私の本棚 相見 英咲 「魏志倭人伝二〇〇〇字に謎はない」 最終 8/30
講談社 二〇〇二年一〇月刊
私の見立て☆☆☆☆☆ 詐欺である 2018/04/12 追記 2019/07/22 2021/07/30
*考古学の隆盛(p17)
「隆盛」とは、「西郷南州」のことでなく、経済的な繁栄、社会的認知の向上のことと思うのだが、あるいは、公的資金を集め、地方公共団体の支持を受ける状態を言うものなのかと思うのである。著者の羨望が現れているのだろうか。
面倒なので、用例検索はしていないが、この「単語」は、時代錯誤ないのだろうか。著者、無頓着で、自己用語の点検を怠りっぱなしだから、信用できないのだが、ここはほっとくことにする。
*一考古学記者の暴言(p17)
そこに、一考古学者、寺沢薫氏の歴史的失言がでかでかと取り上げられているのは、感心しないのである。
「たかだか二千字ほどの」で始まる発言は、「リアルタイムの証拠」などと「ものの道理」を大きく踏み外していて、中高生の口喧嘩並みで、真剣な意味を汲み取れない。いや、これは、中高生に失礼で、成人男子の「飲んべえがくだを巻いている」と言うべきかも知れない。
そりゃそうである。古代の「事実」が「リアルタイム」で判明するなど、夢想・幻想以外ではあり得ないのである。
何とか素直に読むと、『一人の考古学者が、「大和説隆盛」を「至上命令」とし、反対論を叩き潰すと宣言している』だけで、学問の精神とは無縁の暴言と聞こえる。それにしても、どなたが、氏の夢に立って、命令を伝えたので労か。まことに面妖な神がかりであるが、反論しようがないのである。
と言うものの、発言の状況もわからなければ、発言者固有の言葉遣いもわからないので、当方が書かれていると感じた趣旨が、正確な理解かどうか不明だし、用語解釈がどうなのかもわからない。

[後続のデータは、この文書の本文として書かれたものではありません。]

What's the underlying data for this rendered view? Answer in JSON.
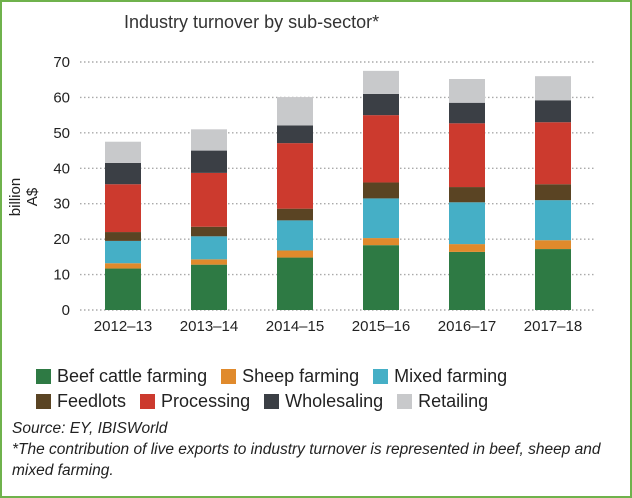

少なくとも、本書著者が、自身の独特の言葉遣いを維持しながら、寺沢氏の別種の放言が寺沢氏の意図通りに的確に理解できたことが不思議である。言いっぱなし、意味不明の放言であるから、「一般人が理解可能な日本語」に翻訳して欲しかったと思う。
*大和の考古学批判(p18)
続いて、「大和の考古学」に始まる放言は、考古学者は「山師」の類いであって、一山当てることだけ考えているから、論説は、すべて信用できない、と言っているように聞こえるが、それは、飲み屋での駄弁ならともかく、論議の場で言うべき事ではない。

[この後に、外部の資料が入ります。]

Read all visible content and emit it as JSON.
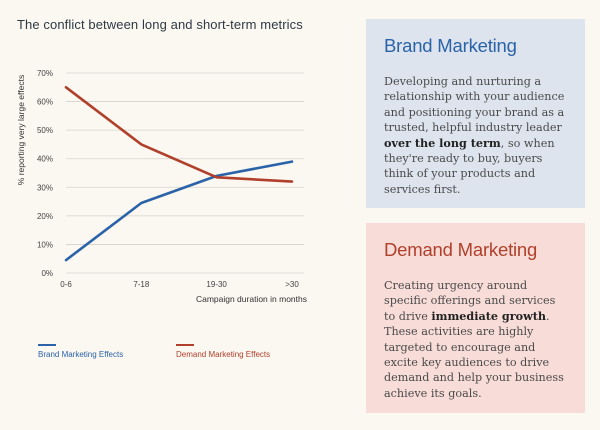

思いついたことを何でも言えばいいというものではない。動物園のゴリラが、投げつけるものがなくなったときに、来客に糞塊を投げ付けるようなものである。少なくとも、大の大人が口にすべきものではない。(といって、子供なら言ってもいいというものではない)
*考古学者の天敵
次項に示したように、著者は、考古学者全般に強い偏見を示しているので、考古学に関する発言は、一切、絶対に信用できないのである。
「証言」と称しても、証人が偏見に満ちていて、発言が不正確とわかっていたら、端から、証言は許されないのである。「証言」は、資格審査が証人の資格を確認した上で、証言台に立てるものである。通りがかりの野次馬の無責任な不規則発言は、無視されて当然なのである。
ここに不意打ちで登場する「天敵」は理屈抜きの「捕食者」であるから、論議の埒外である。現代文明に食人の風は無い。
そもそも、一人二人ではない考古学者全体の意見を、一人の、どこで出たかもわからない発言から読み取れるはずがないが、著者は、何故か、でかでかと取り上げて不思議である。ここまで書いたように、著者の日本語読解力は、ほぼゼロであるから書いたものも信用できないのである。その判定が、また裏付けられたと言うだけである。